A Self Propelled Vortex Dipole Model on Surfaces of Variable Negative Curvature

TL;DR

This paper models vortex dipoles on surfaces of variable negative curvature, demonstrating their dynamics follow geodesics, exhibit scattering behaviors, and self-propulsion effects influenced by surface curvature, providing insights into vortex behavior on curved minimal surfaces.

Contribution

It introduces a finite-dipole dynamical system on a catenoid, revealing self-propulsion effects and detailed vortex scattering on curved surfaces, extending previous theoretical frameworks.

Findings

Vortex dipoles follow geodesics on the catenoid.

Conservation of Hamiltonian and momentum map J is verified.

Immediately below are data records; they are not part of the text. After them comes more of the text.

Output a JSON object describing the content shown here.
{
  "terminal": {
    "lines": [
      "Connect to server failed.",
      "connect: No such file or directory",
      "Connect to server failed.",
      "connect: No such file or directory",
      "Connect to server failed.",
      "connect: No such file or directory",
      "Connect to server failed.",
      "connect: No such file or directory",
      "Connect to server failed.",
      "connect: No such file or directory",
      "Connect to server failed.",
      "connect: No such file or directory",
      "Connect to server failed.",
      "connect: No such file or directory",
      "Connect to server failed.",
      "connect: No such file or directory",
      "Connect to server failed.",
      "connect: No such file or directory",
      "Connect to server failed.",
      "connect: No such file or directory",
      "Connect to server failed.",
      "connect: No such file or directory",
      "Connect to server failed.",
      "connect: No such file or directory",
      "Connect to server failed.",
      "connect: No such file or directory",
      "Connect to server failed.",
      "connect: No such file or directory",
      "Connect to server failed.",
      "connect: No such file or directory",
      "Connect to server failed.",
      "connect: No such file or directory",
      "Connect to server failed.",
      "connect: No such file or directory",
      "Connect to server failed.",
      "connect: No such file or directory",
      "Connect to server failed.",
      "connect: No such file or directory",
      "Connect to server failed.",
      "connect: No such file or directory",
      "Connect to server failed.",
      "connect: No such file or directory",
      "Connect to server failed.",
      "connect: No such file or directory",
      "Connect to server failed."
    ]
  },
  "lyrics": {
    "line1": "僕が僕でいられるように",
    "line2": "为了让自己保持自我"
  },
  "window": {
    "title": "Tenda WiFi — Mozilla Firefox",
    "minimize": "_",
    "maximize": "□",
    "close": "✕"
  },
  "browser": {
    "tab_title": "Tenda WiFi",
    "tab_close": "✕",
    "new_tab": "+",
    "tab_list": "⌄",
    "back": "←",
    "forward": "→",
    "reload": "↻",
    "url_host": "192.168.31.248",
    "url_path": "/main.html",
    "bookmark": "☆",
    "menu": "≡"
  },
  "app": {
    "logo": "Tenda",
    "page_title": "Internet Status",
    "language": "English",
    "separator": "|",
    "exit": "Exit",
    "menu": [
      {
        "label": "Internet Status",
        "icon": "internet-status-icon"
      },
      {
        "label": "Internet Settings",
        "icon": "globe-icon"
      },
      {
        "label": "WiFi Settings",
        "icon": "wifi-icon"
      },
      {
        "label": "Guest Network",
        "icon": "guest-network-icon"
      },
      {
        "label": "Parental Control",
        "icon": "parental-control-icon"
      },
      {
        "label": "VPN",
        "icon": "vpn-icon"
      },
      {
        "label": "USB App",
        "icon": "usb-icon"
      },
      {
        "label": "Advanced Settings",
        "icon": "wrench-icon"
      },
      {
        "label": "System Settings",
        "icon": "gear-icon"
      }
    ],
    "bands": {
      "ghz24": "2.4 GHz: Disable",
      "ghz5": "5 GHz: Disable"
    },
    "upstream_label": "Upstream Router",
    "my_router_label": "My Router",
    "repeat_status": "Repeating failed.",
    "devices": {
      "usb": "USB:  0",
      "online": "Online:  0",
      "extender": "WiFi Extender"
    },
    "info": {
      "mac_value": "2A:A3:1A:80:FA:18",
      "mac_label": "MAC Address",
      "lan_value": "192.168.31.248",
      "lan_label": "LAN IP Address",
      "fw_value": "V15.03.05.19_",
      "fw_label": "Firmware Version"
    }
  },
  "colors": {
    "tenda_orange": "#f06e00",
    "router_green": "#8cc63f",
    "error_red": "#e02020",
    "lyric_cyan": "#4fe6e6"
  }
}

Finite dipoles exhibit self-propulsion orthogonal to their axis, modulated by curvature.

Abstract

We investigate vortex dipoles on surfaces of variable negative curvature, focusing on a catenoid of arbitrary throat radius as a concrete example. We construct the effective dynamical system including mutual and geometric self-interaction terms and show that the resulting Hamiltonian dynamics makes dipoles follow catenoid geodesics, in agreement with recent works, Gustafsson (J. Nonlinear Sci. 32, 62, 2022) and by Drivas, Glukhovskiy and Khesin (Int. Math. Res. Not. 2024, 14, 10880-10894). We utilize the symplectic structure to find a conserved momentum map J related to the U(1) symmetry along the azimuthal direction. We verify the conservation of both the Hamiltonian and this momentum for arbitrary throat radius. We then demonstrate direct and exchange scattering of classical vortices on the catenoid, and we contrast this with the collective rotational motion (with azimuthal drift) that arises for chiral pairs. Finally, we build a finite-dipole dynamical system on the catenoid and show that the self-propulsion terms emerge to leading order in the dipole size. This provides a concrete realization, on a curved minimal surface, of the intuitive statement that a finite dipole propels orthogonal to the dipole axis, with a speed modulated by curvature.